Angulo also takes pride in being a model to youth. “I’m HIV-negative and that’s something I openly share, too,” he says. He also counters cultural messages that impart to youth that being gay automatically means circuit parties, raves, drugs, and multiple sexual partners. “No, you just have to be yourself,” he advises them, “build on your own individuality and give and share what you can to other people based on that individuality.” Angulo helps youth build healthy relationships as clients often believe the only way to meet sexual partners is by going to bars, bathhouses, or on-line. Or they often believe being gay is the only lens through which to see themselves.
Angulo believes sexual health is directly related to one’s own sense of self.
“I have found that a lot of our youth have been disempowered by society to believe that there is something wrong with them, to believe they are incapable of living and leading healthy lives, so I even try to help them to deviate from that idea and form new perceptions about themselves. A lot of times they don’t get that nurturing and validation at home.”
Track Change encourages youth to see that “they have so much to offer to their community, their society, and that they can definitely grow to be those strong individuals and thrive, be successful, be giving, and definitely have a feel for being alive, and not just have to be under some alias or belong to a specific group of people in order to survive. They know that they can get out there and be part of the mix, be part of the diversity. Teach about other things. Be open to new people and new ideas.”

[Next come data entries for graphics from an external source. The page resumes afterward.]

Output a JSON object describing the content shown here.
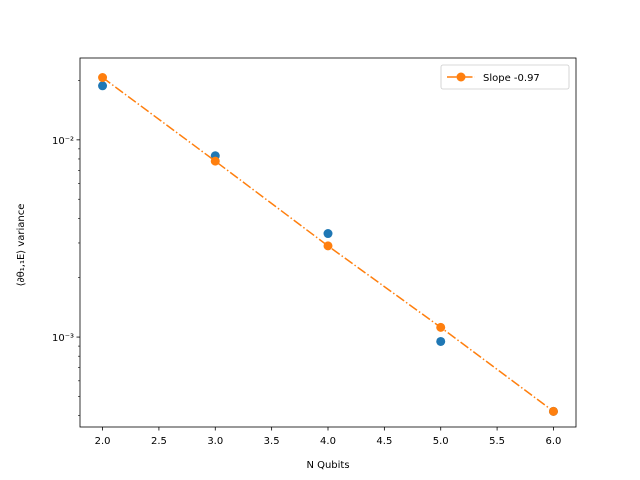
{
  "chart_data": {
    "type": "scatter",
    "xlabel": "N Qubits",
    "ylabel": "⟨∂θ₁,₁E⟩ variance",
    "xlim": [
      1.8,
      6.2
    ],
    "ylim": [
      0.00035,
      0.026
    ],
    "yscale": "log",
    "grid": false,
    "legend_position": "top-right",
    "x_ticks": [
      2.0,
      2.5,
      3.0,
      3.5,
      4.0,
      4.5,
      5.0,
      5.5,
      6.0
    ],
    "x_tick_labels": [
      "2.0",
      "2.5",
      "3.0",
      "3.5",
      "4.0",
      "4.5",
      "5.0",
      "5.5",
      "6.0"
    ],
    "y_ticks": [
      0.001,
      0.01
    ],
    "y_tick_labels": [
      "10⁻³",
      "10⁻²"
    ],
    "series": [
      {
        "role": "data",
        "style": "markers",
        "color": "#1f77b4",
        "x": [
          2,
          3,
          4,
          5,
          6
        ],
        "y": [
          0.0188,
          0.0083,
          0.00335,
          0.00095,
          0.00042
        ]
      },
      {
        "name": "Slope -0.97",
        "role": "fit",
        "style": "dashdot-markers",
        "color": "#ff7f0e",
        "x": [
          2,
          3,
          4,
          5,
          6
        ],
        "y": [
          0.0207,
          0.0078,
          0.0029,
          0.00112,
          0.00042
        ]
      }
    ]
  }
}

Track Change has seen positive outcomes. “Usually I’ve come to find that there has been a lot of personal growth taking place with the people I see,” says Angulo, who notes that he always provides constructive feedback when he sees youth begin to evolve into more empowered human beings who have taken ownership of their health and the health of others. “[The program] has been effective because there’s been a lot of increased self-awareness, where they have been able to say, ‘Wow I never really looked at my health as an asset. I never appreciated being negative as much as I do now. And even though I’ve been sexually active and not using protection some of the time, here I am, having learned about myself, about STDs in general, how easy it is [to be infected], how it only takes that one person or one time to contract a disease.”
But perhaps one of the most significant effects is that the clients in turn become agents of change, sharing what they have learned with friends or peers or conducting more formal outreach.